Carolus
Autor
Klage einer Kirschblüte I
Mein Fluch gilt dir, du falscher Frühling!
Faltig und zerknittert, trostlos erdwärts
hängend, wart` ich auf das Ende.
Elender, hast mich betrogen,
mir die sonnigste Zukunft vorgelogen!
Voller Freude tanzte ich im Geiste schon
im reinen, weißen Hochzeitskleid hinein
in meines Lebens allerschönste Zeit,
fühlte in liebenden Armen bereits das große Glück.
Frühling, ein Schwindler, Betrüger bist du!
Schickst mir ohne Erbarmen
den Gevatter Frost auf den Hals,
der mit eiskalter Hand mein Herz umkrallt.

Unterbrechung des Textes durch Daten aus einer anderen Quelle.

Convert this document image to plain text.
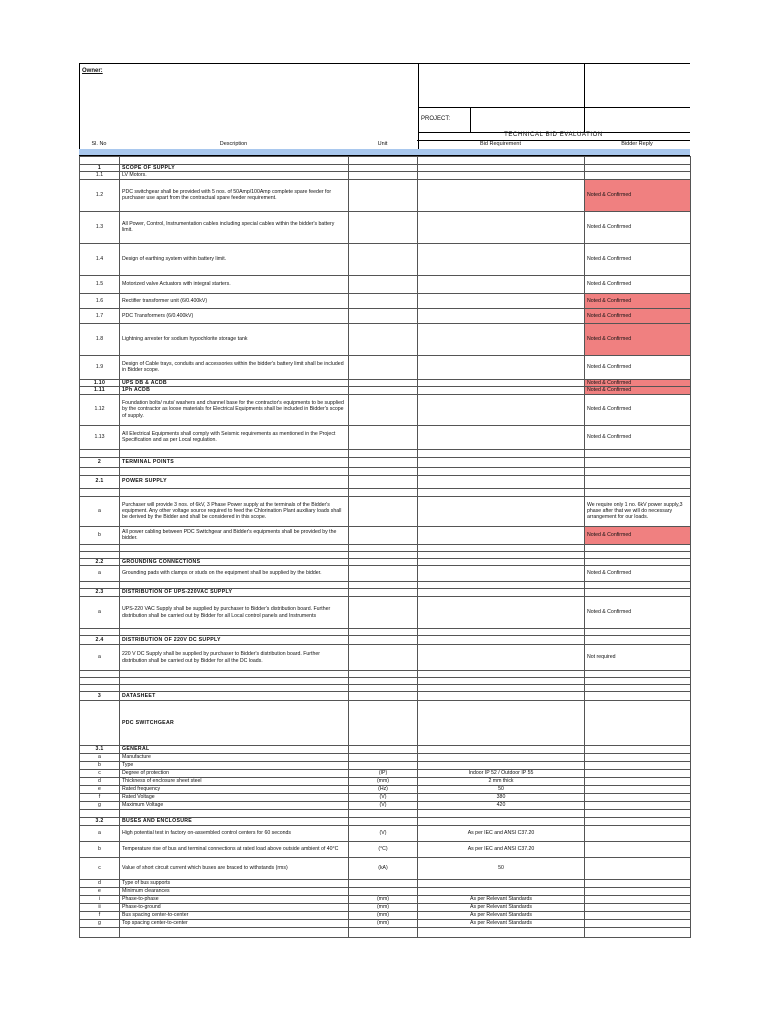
Owner:
PROJECT:
TECHNICAL BID EVALUATION
Sl. No	Description	Unit	Bid Requirement	Bidder Reply

1	SCOPE OF SUPPLY			
1.1	LV Motors.			
1.2	PDC switchgear shall be provided with 5 nos. of 50Amp/100Amp complete spare feeder for purchaser use apart from the contractual spare feeder requirement.			Noted & Confirmed
1.3	All Power, Control, Instrumentation cables including special cables within the bidder's battery limit.			Noted & Confirmed
1.4	Design of earthing system within battery limit.			Noted & Confirmed
1.5	Motorized valve Actuators with integral starters.			Noted & Confirmed
1.6	Rectifier transformer unit (6/0.400kV)			Noted & Confirmed
1.7	PDC Transformers (6/0.400kV)			Noted & Confirmed
1.8	Lightning arrester for sodium hypochlorite storage tank			Noted & Confirmed
1.9	Design of Cable trays, conduits and accessories within the bidder's battery limit shall be included in Bidder scope.			Noted & Confirmed
1.10	UPS DB & ACDB			Noted & Confirmed
1.11	1Ph ACDB			Noted & Confirmed
1.12	Foundation bolts/ nuts/ washers and channel base for the contractor's equipments to be supplied by the contractor as loose materials for Electrical Equipments shall be included in Bidder's scope of supply.			Noted & Confirmed
1.13	All Electrical Equipments shall comply with Seismic requirements as mentioned in the Project Specification and as per Local regulation.			Noted & Confirmed

2	TERMINAL POINTS			

2.1	POWER SUPPLY			

a	Purchaser will provide 3 nos. of 6kV, 3 Phase Power supply at the terminals of the Bidder's equipment. Any other voltage source required to feed the Chlorination Plant auxiliary loads shall be derived by the Bidder and shall be considered in this scope.			We require only 1 no. 6kV power supply,3 phase after that we will do necessary arrangement for our loads.
b	All power cabling between PDC Switchgear and Bidder's equipments shall be provided by the bidder.			Noted & Confirmed

2.2	GROUNDING CONNECTIONS			
a	Grounding pads with clamps or studs on the equipment shall be supplied by the bidder.			Noted & Confirmed

2.3	DISTRIBUTION OF UPS-220VAC SUPPLY			
a	UPS-220 VAC Supply shall be supplied by purchaser to Bidder's distribution board. Further distribution shall be carried out by Bidder for all Local control panels and Instruments			Noted & Confirmed

2.4	DISTRIBUTION OF 220V DC SUPPLY			
a	220 V DC Supply shall be supplied by purchaser to Bidder's distribution board. Further distribution shall be carried out by Bidder for all the DC loads.			Not required

3	DATASHEET			
	PDC SWITCHGEAR			
3.1	GENERAL			
a	Manufacture			
b	Type			
c	Degree of protection	(IP)	Indoor IP 52 / Outdoor IP 55	
d	Thickness of enclosure sheet steel	(mm)	2 mm thick	
e	Rated frequency	(Hz)	50	
f	Rated Voltage	(V)	380	
g	Maximum Voltage	(V)	420	

3.2	BUSES AND ENCLOSURE			
a	High potential test in factory on-assembled control centers for 60 seconds	(V)	As per IEC and ANSI C37.20	
b	Temperature rise of bus and terminal connections at rated load above outside ambient of 40°C	(°C)	As per IEC and ANSI C37.20	
c	Value of short circuit current which buses are braced to withstands (rms)	(kA)	50	
d	Type of bus supports			
e	Minimum clearances			
i	Phase-to-phase	(mm)	As per Relevant Standards	
ii	Phase-to-ground	(mm)	As per Relevant Standards	
f	Bus spacing center-to-center	(mm)	As per Relevant Standards	
g	Top spacing center-to-center	(mm)	As per Relevant Standards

Dann rinnt - ein Hohn von Trost! - der Regen
ohne Unterlass über meine Todeswunde,
als wollte er den Fluss des Blutes unterbinden.
Zu keiner Stunde war ich zum Sterben bereit,
dachte kaum jemals an ein frühes Ende
meines wolkenlosen Lebenstraumes.
Jetzt hängen meine Arme schlaff hernieder.
Spüre, wie Reste von Kraft aus meinen Adern
schwinden. Schon stockt der Atem mir.
Unbeeindruckt moduliert die Amsel
Melodien ihres Durstes nach Liebe.
Nein! Ich kann, ich will nicht sterben,
muss mich doch dreinfinden, muss vielleicht
noch meinen Hass auf dich, Treuloser,
mit Würde überwinden.
Hat ein Mächtigerer dich gezwungen,
mir mein Todesurteil zu überbringen?
Bei schwindenden Sinnen will es mir kaum gelingen,
nicht an meine Schwestern zu denken,
deren Lebensglück jetzt - nur noch
Trugbilder, Wahn und Schnee von gestern.